10. Hukuk Dairesi 2015/10820 E. , 2015/10094 K.
"İçtihat Metni"Mahkemesi :Asliye Hukuk (İş) Mahkemesi
Dava, hak sahibi konumunda yer alan davacıya bağlanan aylıkların kesilmesi yönündeki davalı Kurum işleminin iptali ile aylıkların yeniden bağlanması istemine ilişkindir.
Mahkemece, bozma ilamına uyulmak suretiyle, davanın konusu kalmadığından karar verilmesine yer olmadığına dair karar verilmiştir.
Hükmün, davalı Kurum vekili tarafından temyiz edilmesi üzerine, temyiz isteğinin süresinde olduğu anlaşıldıktan ve Tetkik Hâkimi ...tarafından düzenlenen raporla dosyadaki kâğıtlar okunduktan sonra işin gereği düşünüldü ve aşağıdaki karar tespit edildi.
1-Dosyadaki yazılara, toplanan delillere ve hükmün dayandığı gerektirici sebeplere göre, davalı Kurum avukatının, sair temyiz itirazlarının reddine karar verilmelidir.
2-5434 sayılı Türkiye Cumhuriyeti Emekli Sandığı Kanunu kapsamında müteveffa oğlundan dolayı yetim aylığı ve müteveffa babasından dolayı ölüm aylığı alan davacının, muhtaçlık durumunun araştırıldığı gerekçesi ile aylıklarının kesilmesi üzerine iş bu davanın açıldığı, davalı Kurum tarafından aylıkların yeniden bağlanması nedeniyle konusu kalmayan dava hakkında karar verilmesine yer olmadığına dair karar verildiği anlaşılmaktadır.
Mahkemelerin görevi ve yargı yolu "yasa" ile belirlenmiş olup, kamu düzenine ilişkin olduğundan yargılamanın her safhasında mahkemece resen nazara alınır.(HMK 1. Madde)
İş Mahkemeleri, 5521 sayılı Kanun ile kurulmuş istisnai nitelikte özel mahkemeler olup, 5510 sayılı Sosyal Sigortalar ve Genel Sağlık Sigortası Kanunu’nun 106’ncı maddesi ile mülga 506 sayılı Kanunun 134’üncü maddesinde, bu Kanunun uygulamasından doğan uyuşmazlıkların, yetkili iş mahkemelerinde veya bu davalara bakmakla görevli mahkemelerde görüleceği, 5510 sayılı Kanun’un 101’inci maddesinde de, aksine hüküm bulunmayan hallerde, 5510 sayılı Kanun hükümlerinin
uygulanmasıyla ilgili ortaya çıkan uyuşmazlıkların iş mahkemelerinde görüleceği düzenlenmiştir. 5510 sayılı Kanun’un geçici 4’üncü maddesinde ise; “Bu Kanunun yürürlüğe girdiği tarih itibarıyla 08.06.1949 tarihli ve 5434 sayılı Kanuna göre; aylık, tazminat, harp malûllüğü zammı, diğer ödemeler ve yardımlar ile 08.02.2006 tarihli ve 5454 sayılı Kanunun 1 inci maddesine göre ek ödeme verilmekte olanlara, bu Kanunla yürürlükten kaldırılan hükümleri de dâhil 5434 sayılı Kanunda kendileri için belirtilmiş olan şartları haiz oldukları müddetçe bunların ödenmesine devam olunur.

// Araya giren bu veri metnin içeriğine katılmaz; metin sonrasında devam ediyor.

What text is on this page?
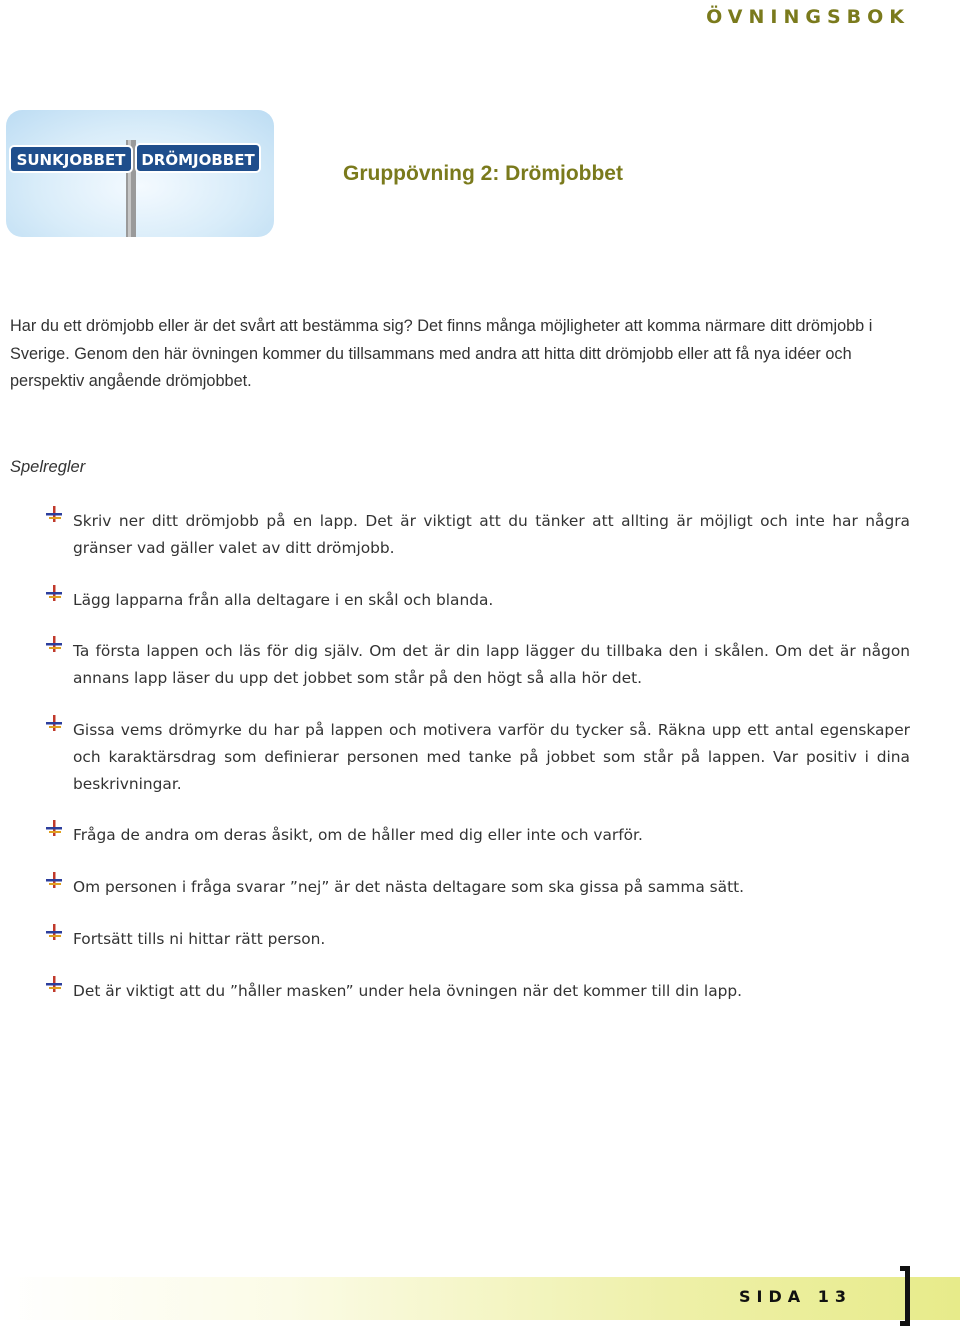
ÖVNINGSBOK
SUNKJOBBET DRÖMJOBBET
Gruppövning 2: Drömjobbet
Har du ett drömjobb eller är det svårt att bestämma sig? Det finns många möjligheter att komma närmare ditt drömjobb i Sverige. Genom den här övningen kommer du tillsammans med andra att hitta ditt drömjobb eller att få nya idéer och perspektiv angående drömjobbet.
Spelregler
Skriv ner ditt drömjobb på en lapp. Det är viktigt att du tänker att allting är möjligt och inte har några gränser vad gäller valet av ditt drömjobb.
Lägg lapparna från alla deltagare i en skål och blanda.
Ta första lappen och läs för dig själv. Om det är din lapp lägger du tillbaka den i skålen. Om det är någon annans lapp läser du upp det jobbet som står på den högt så alla hör det.
Gissa vems drömyrke du har på lappen och motivera varför du tycker så. Räkna upp ett antal egenskaper och karaktärsdrag som definierar personen med tanke på jobbet som står på lappen. Var positiv i dina beskrivningar.
Fråga de andra om deras åsikt, om de håller med dig eller inte och varför.
Om personen i fråga svarar ”nej” är det nästa deltagare som ska gissa på samma sätt.
Fortsätt tills ni hittar rätt person.
Det är viktigt att du ”håller masken” under hela övningen när det kommer till din lapp.
SIDA 13
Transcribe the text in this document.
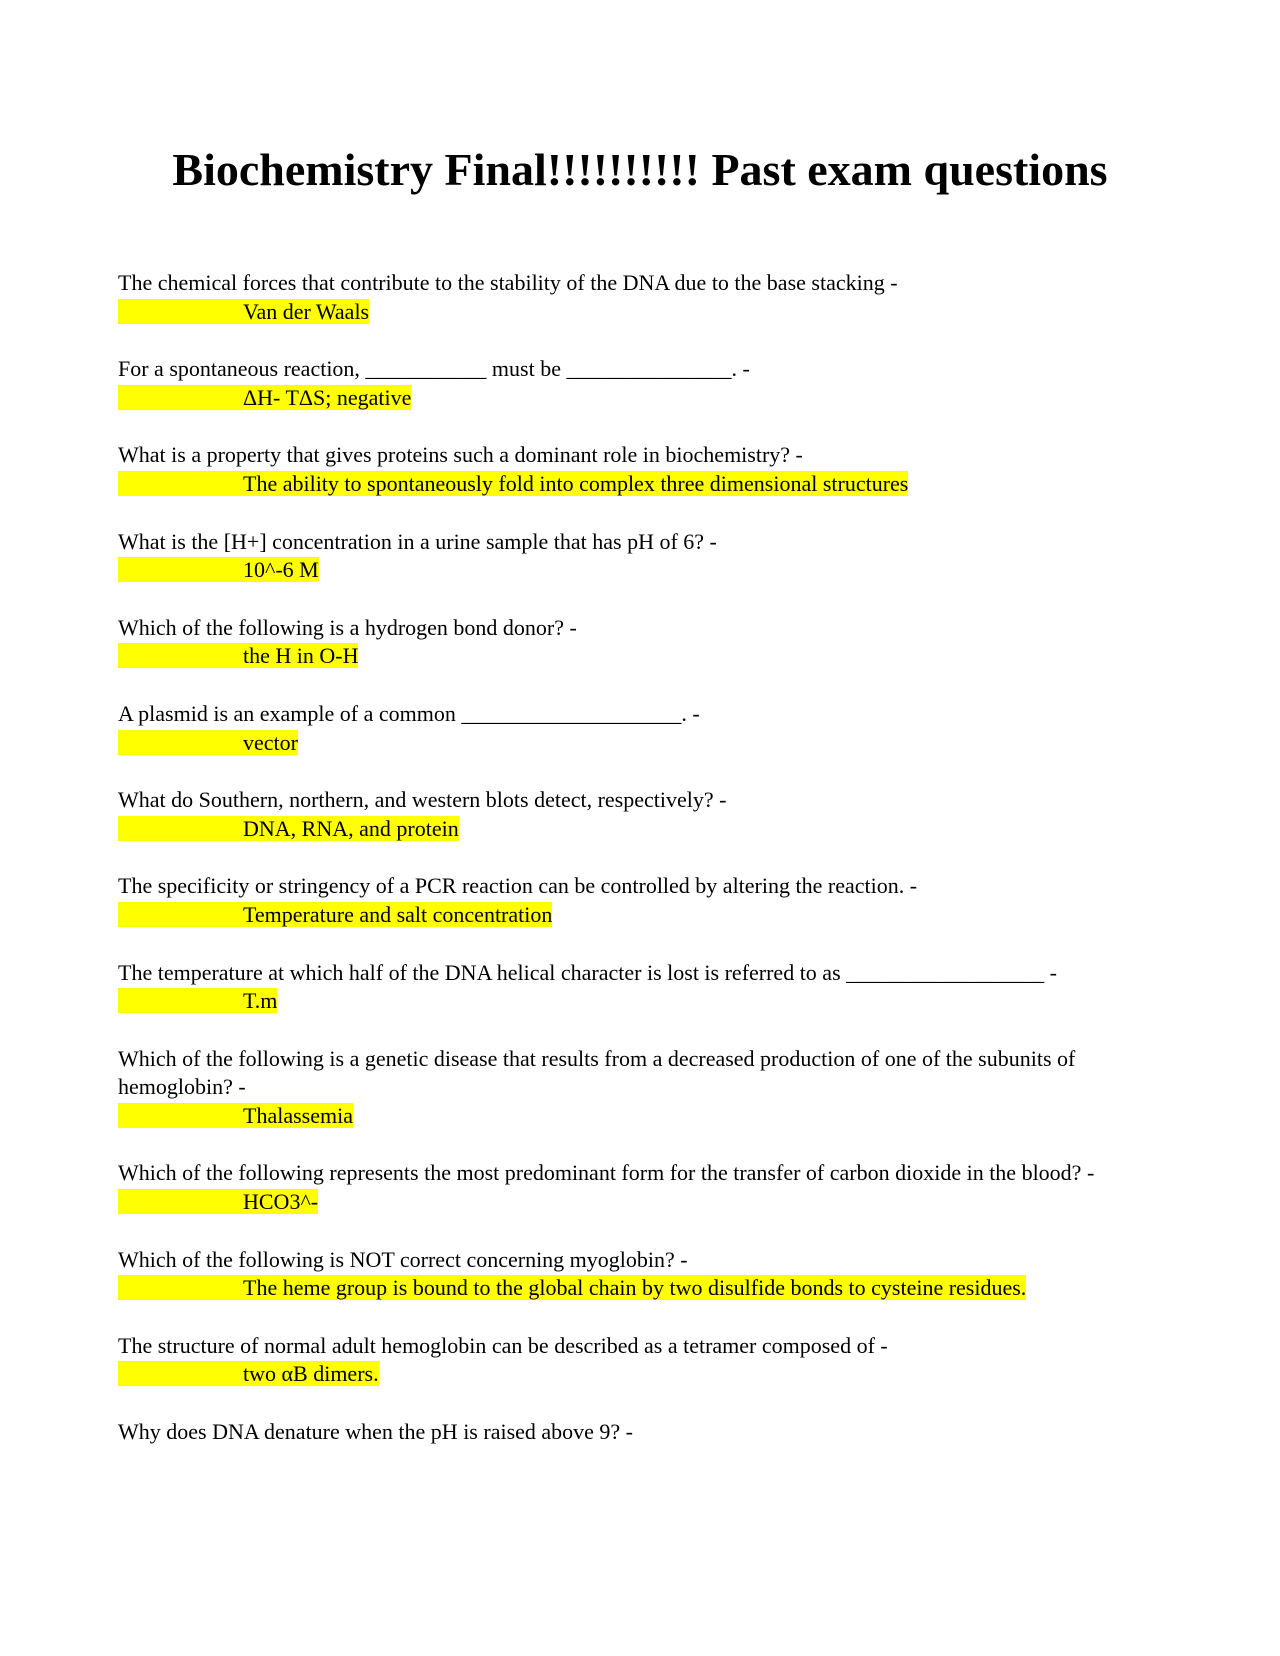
Biochemistry Final!!!!!!!!!! Past exam questions

The chemical forces that contribute to the stability of the DNA due to the base stacking -

Van der Waals

For a spontaneous reaction, ___________ must be _______________. -

ΔH- TΔS; negative

What is a property that gives proteins such a dominant role in biochemistry? -

The ability to spontaneously fold into complex three dimensional structures

What is the [H+] concentration in a urine sample that has pH of 6? -

10^-6 M

Which of the following is a hydrogen bond donor? -

the H in O-H

A plasmid is an example of a common ____________________. -

vector

What do Southern, northern, and western blots detect, respectively? -

DNA, RNA, and protein

The specificity or stringency of a PCR reaction can be controlled by altering the reaction. -

Temperature and salt concentration

The temperature at which half of the DNA helical character is lost is referred to as __________________ -

T.m

Which of the following is a genetic disease that results from a decreased production of one of the subunits of hemoglobin? -

Thalassemia

Which of the following represents the most predominant form for the transfer of carbon dioxide in the blood? -

HCO3^-

Which of the following is NOT correct concerning myoglobin? -

The heme group is bound to the global chain by two disulfide bonds to cysteine residues.

The structure of normal adult hemoglobin can be described as a tetramer composed of -

two αB dimers.

Why does DNA denature when the pH is raised above 9? -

Ancak, 5 ilâ 10 yıl arasında fiili hizmet süresi olan iştirakçilerden dolayı dul ve yetim aylığı almakta olanların, aylık ve diğer ödemeleri, bu Kanunun 32 nci, 34 üncü ve 37 nci maddelerindeki şartları haiz oldukları müddetçe devam edilir... Bu madde kapsamına girenlerin aylıklarının bağlanması, artırılması, azaltılması, kesilmesi, yeniden bağlanması, toptan ödemeleri, ilgi devamı, ihya ve borçlanmaları, diğer ödemeler ve yardımlar ile emeklilik ikramiyeleri hakkında bu Kanunla yürürlükten kaldırılan hükümleri de dâhil 5434 sayılı Kanun hükümlerine göre işlem yapılır ve bu maddenin uygulanmasında mülga 2829 sayılı Kanun hükümleri ayrıca dikkate alınır.” hükmü öngörülmüştür.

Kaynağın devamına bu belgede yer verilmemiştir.